JManga Inc
- Company type: Private
- Website type: Digital Manga Portal
- Founded: December 2010
- Headquarters: San Francisco, California, {{{location_country}}}
- Industry: Manga, digital comics
- Website: www.jmanga.com (defunct)
- Registration: Optional
- Current status: Discontinued

= JManga =

American manga website

JManga was an American website and international online community focused on the promotion, distribution, and monetization of digital comics as well as the development of other manga related services. Founded in December 2010 and backed by the 36 publishers of the Japanese Digital Comics Association, JManga was intended to serve as a legal alternative to scanlation sites and online piracy. The site was closed in June 2013.

==Early history==
JManga's arose from a strategic alliance between Crunchyroll, Inc. (an internet company specializing in streaming East Asian media) and Bitway Co., Ltd (a subsidiary of Toppan Printing and digital comic distributor) in the summer of 2010 to create the world's first legal, global online manga platform. Originally, the project was envisioned as way to explore mechanisms for economical, sustainable digitization of manga outside Japan, with the final product to be a white-label online platform for digitized manga (including manga viewer, social media integration, and a downloadable app for mobile devices) to be licensed to local publishers and distributors.

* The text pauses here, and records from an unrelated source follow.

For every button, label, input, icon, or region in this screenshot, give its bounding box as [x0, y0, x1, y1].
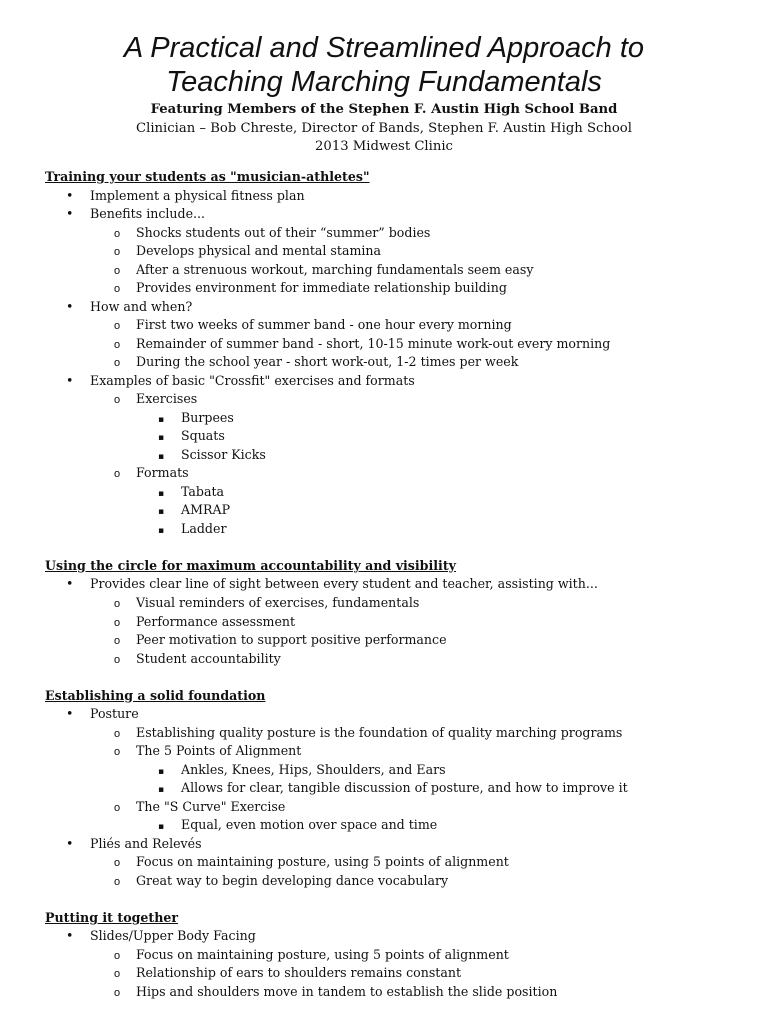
bullet-marker: ▪	[158, 433, 165, 444]
list-item-text: First two weeks of summer band - one hour every morning	[136, 317, 512, 333]
list-item-text: Formats	[136, 465, 189, 481]
list-item-text: Remainder of summer band - short, 10-15 minute work-out every morning	[136, 335, 611, 351]
list-item-level-2	[114, 224, 430, 243]
list-item-text: Develops physical and mental stamina	[136, 243, 382, 259]
list-item-text: Squats	[181, 428, 225, 444]
bullet-marker: o	[114, 746, 121, 759]
list-item-level-2	[114, 853, 509, 872]
list-item-level-2	[114, 983, 557, 1002]
list-item-level-2	[114, 464, 189, 483]
list-item-text: Visual reminders of exercises, fundamentals	[136, 595, 420, 610]
section-heading: Putting it together	[45, 909, 179, 925]
list-item-text: Examples of basic "Crossfit" exercises and formats	[90, 372, 415, 388]
bullet-marker: •	[66, 187, 74, 203]
list-item-level-2	[114, 613, 295, 632]
list-item-text: During the school year - short work-out, 1-2 times per week	[136, 354, 519, 370]
list-item-text: Ankles, Knees, Hips, Shoulders, and Ears	[181, 761, 446, 777]
list-item-level-2	[114, 594, 419, 613]
list-item-level-2	[114, 798, 285, 817]
list-item-level-2	[114, 390, 197, 409]
list-item-level-1	[66, 372, 415, 391]
list-item-level-2	[114, 261, 533, 280]
event-line: 2013 Midwest Clinic	[315, 139, 453, 154]
list-item-level-3	[158, 427, 225, 446]
list-item-text: Performance assessment	[136, 613, 296, 629]
list-item-level-3	[158, 816, 437, 835]
section-heading: Establishing a solid foundation	[45, 687, 266, 703]
bullet-marker: •	[66, 706, 74, 722]
bullet-marker: o	[114, 598, 121, 610]
list-item-level-3	[158, 409, 234, 428]
bullet-marker: ▪	[158, 785, 165, 796]
bullet-marker: o	[114, 616, 121, 629]
bullet-marker: ▪	[158, 414, 165, 425]
list-item-level-3	[158, 779, 628, 798]
list-item-level-1	[66, 927, 256, 946]
bullet-marker: ▪	[158, 488, 165, 499]
list-item-text: How and when?	[90, 298, 193, 314]
list-item-text: Shocks students out of their “summer” bodies	[136, 224, 431, 240]
bullet-marker: •	[66, 576, 74, 592]
list-item-level-3	[158, 761, 446, 780]
list-item-text: Relationship of ears to shoulders remains constant	[136, 965, 462, 981]
list-item-text: Implement a physical fitness plan	[90, 187, 305, 203]
list-item-level-1	[66, 575, 598, 594]
bullet-marker: o	[114, 338, 121, 351]
list-item-text: AMRAP	[181, 502, 231, 518]
bullet-marker: o	[114, 264, 121, 277]
list-item-level-1	[66, 298, 192, 317]
bullet-marker: o	[114, 635, 121, 647]
bullet-marker: •	[66, 835, 74, 851]
section-heading: Using the circle for maximum accountability and visibility	[45, 557, 456, 573]
list-item-level-2	[114, 353, 518, 372]
bullet-marker: o	[114, 227, 121, 240]
list-item-text: Establishing quality posture is the foundation of quality marching programs	[136, 724, 623, 740]
document-title-line-1: A Practical and Streamlined Approach to	[123, 32, 645, 64]
list-item-text: Student accountability	[136, 650, 281, 666]
list-item-level-2	[114, 964, 461, 983]
list-item-text: Hips and shoulders move in tandem to establish the slide position	[136, 983, 558, 999]
bullet-marker: o	[114, 394, 121, 407]
list-item-level-2	[114, 316, 512, 335]
bullet-marker: o	[114, 986, 121, 999]
list-item-text: Pliés and Relevés	[90, 835, 202, 851]
list-item-text: The 5 Points of Alignment	[136, 743, 302, 759]
list-item-level-1	[66, 705, 139, 724]
list-item-text: Slides/Upper Body Facing	[90, 928, 256, 944]
list-item-text: Allows for clear, tangible discussion of posture, and how to improve it	[181, 780, 628, 796]
list-item-text: After a strenuous workout, marching fundamentals seem easy	[136, 261, 534, 277]
bullet-marker: •	[66, 206, 74, 221]
bullet-marker: ▪	[158, 766, 165, 777]
list-item-text: Equal, even motion over space and time	[181, 817, 438, 833]
bullet-marker: ▪	[158, 822, 165, 833]
list-item-level-3	[158, 501, 230, 520]
list-item-level-2	[114, 335, 610, 354]
list-item-text: Great way to begin developing dance vocabulary	[136, 872, 449, 888]
list-item-text: Posture	[90, 706, 139, 722]
list-item-text: Provides environment for immediate relationship building	[136, 280, 507, 296]
list-item-level-2	[114, 650, 281, 669]
document-title-line-2: Teaching Marching Fundamentals	[166, 66, 602, 98]
list-item-level-2	[114, 631, 447, 650]
list-item-level-2	[114, 742, 301, 761]
bullet-marker: o	[114, 801, 121, 814]
bullet-marker: o	[114, 653, 121, 666]
list-item-text: Exercises	[136, 391, 198, 407]
list-item-text: Burpees	[181, 409, 234, 425]
list-item-level-1	[66, 205, 205, 224]
bullet-marker: o	[114, 968, 121, 981]
clinician-line: Clinician – Bob Chreste, Director of Bands, Stephen F. Austin High School	[136, 121, 632, 136]
list-item-level-2	[114, 872, 448, 891]
list-item-text: Scissor Kicks	[181, 446, 266, 462]
list-item-level-3	[158, 520, 226, 539]
bullet-marker: •	[66, 928, 74, 944]
list-item-level-1	[66, 835, 202, 854]
bullet-marker: o	[114, 875, 121, 888]
bullet-marker: •	[66, 372, 74, 388]
featuring-line: Featuring Members of the Stephen F. Austin High School Band	[150, 102, 618, 117]
bullet-marker: ▪	[158, 507, 165, 518]
bullet-marker: ▪	[158, 451, 165, 462]
section-heading: Training your students as "musician-athletes"	[45, 169, 370, 184]
bullet-marker: o	[114, 357, 121, 370]
list-item-text: Benefits include...	[90, 206, 206, 221]
bullet-marker: o	[114, 320, 121, 333]
bullet-marker: o	[114, 283, 121, 296]
bullet-marker: o	[114, 727, 121, 740]
list-item-level-2	[114, 279, 507, 298]
list-item-level-3	[158, 446, 266, 465]
list-item-text: Focus on maintaining posture, using 5 points of alignment	[136, 946, 509, 962]
list-item-text: Peer motivation to support positive performance	[136, 632, 447, 647]
bullet-marker: ▪	[158, 525, 165, 536]
list-item-level-1	[66, 187, 305, 206]
bullet-marker: o	[114, 949, 121, 962]
list-item-text: Provides clear line of sight between every student and teacher, assisting with...	[90, 576, 598, 592]
bullet-marker: o	[114, 857, 121, 870]
bullet-marker: o	[114, 468, 121, 481]
list-item-text: Tabata	[181, 483, 225, 499]
list-item-text: Ladder	[181, 520, 227, 536]
list-item-level-2	[114, 724, 622, 743]
list-item-level-2	[114, 946, 509, 965]
list-item-text: The "S Curve" Exercise	[136, 798, 286, 814]
list-item-level-2	[114, 242, 381, 261]
list-item-text: Focus on maintaining posture, using 5 points of alignment	[136, 854, 509, 870]
bullet-marker: o	[114, 246, 121, 259]
list-item-level-3	[158, 483, 224, 502]
bullet-marker: •	[66, 298, 74, 314]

As originally conceived, local distributors would have a number of choices in how to use the JManga platform, with options ranging from simply using the viewer or app to licensing the entire Crunchyroll online publishing and management suite and rebranding it with their logos and graphics.

And where Crunchyroll worked as the technology partner to build the online tools for this venture, Bitway would act as liaison for the publishers of the Japanese Digital Comics Association and local publishers/distributors to help make previously unlicensed content available for those who desired more than their original content. Using its relationships with many of Japan's key publishers, Bitway would assist licensees of the Crunchyroll manga app in negotiating the rights to a digital license for desired titles - with an emphasis on publishers in the U.S. who had rights to the printed material, as manga licenses are unbundled and additional negotiations for the digital rights would be required for the same material.

At the time, the business model was simply to grow the digital manga industry, allowing existing businesses - and hopefuls with enough capital - to start up a digital manga distribution company, with the partnership taking a cut of the revenues for enabling easier and faster-paced development.

==Official launch==

More details about the platform became available in July 2011, at San Diego Comic-Con, where a panel of Japanese manga editors spoke on the state of manga worldwide, noting while the numbers of fans had increased in the last decade (as measured by attendance at conventions such as Anime Expo), sales had drastically fallen, due to a number of reasons, among them piracy, lack of licensees, and the loss of the Borders. Since the project was first announced, the goal had changed from enabling would-be licensees to start up distribution companies, to simply offering a legal alternative to the numerous scanlation (unauthorized translated scans of Japanese manga) websites that have popped up in recent years.

The site became available in North America on August 17, 2011, receiving rather mixed reviews. Though it did launch with an interesting selection of titles that were unlikely to be licensed in English otherwise, with free access to selected works as well as an online store offering for-pay titles, and bonus content, such as interviews with manga creators, some found the available content (48 full-length works) disappointing when high prices were considered, along with seeming to fall short of plans to have 10000 titles available by 2013. As well, the site's region-locking and lack of support for mobile devices was noted by many critics, with these changes from the original vision not well received.

Notably, however, the site has been responsive to criticism and suggestions posed via Twitter feed and Facebook pages, reassuring users that plans for mobile apps and global release were still on track, as well as lowering prices across the site from $8.99 to $4.99 in October 2011 in responde to user complaints - a change made permanent in November.

JManga became accessible worldwide on February 28, 2012, following a social media campaign from users to remove regionlocking and make the contents of the site available to users around the world.

Changes to the payment model were rolled out on June 22, 2012, with JManga adding a "pay as you go" plan and removing the distinction between JManga members and free members, allowing anyone to buy and use their points without a monthly subscription.

Further, on July 13, at their panel at San Diego Comic-Con in 2012, native iOS and Android applications were announced for release in October 2012, with the company also unveiling the "Manga Translation Battle", a contest open to amateur and professional alike, organized in collaboration with - and sponsored by - the Japanese Ministry of Cultural Affairs.

==Terminating service==
On March 13, 2013, JManga announced that it was terminating both the JManga and JManga7 services. The JManga7 subscription service had already been discontinued. JManga stopped selling points and announced that existing points would no longer be redeemable.

==See also==
- Weekly Shonen Jump Alpha, a digital shōnen manga anthology published in North America by Viz Media.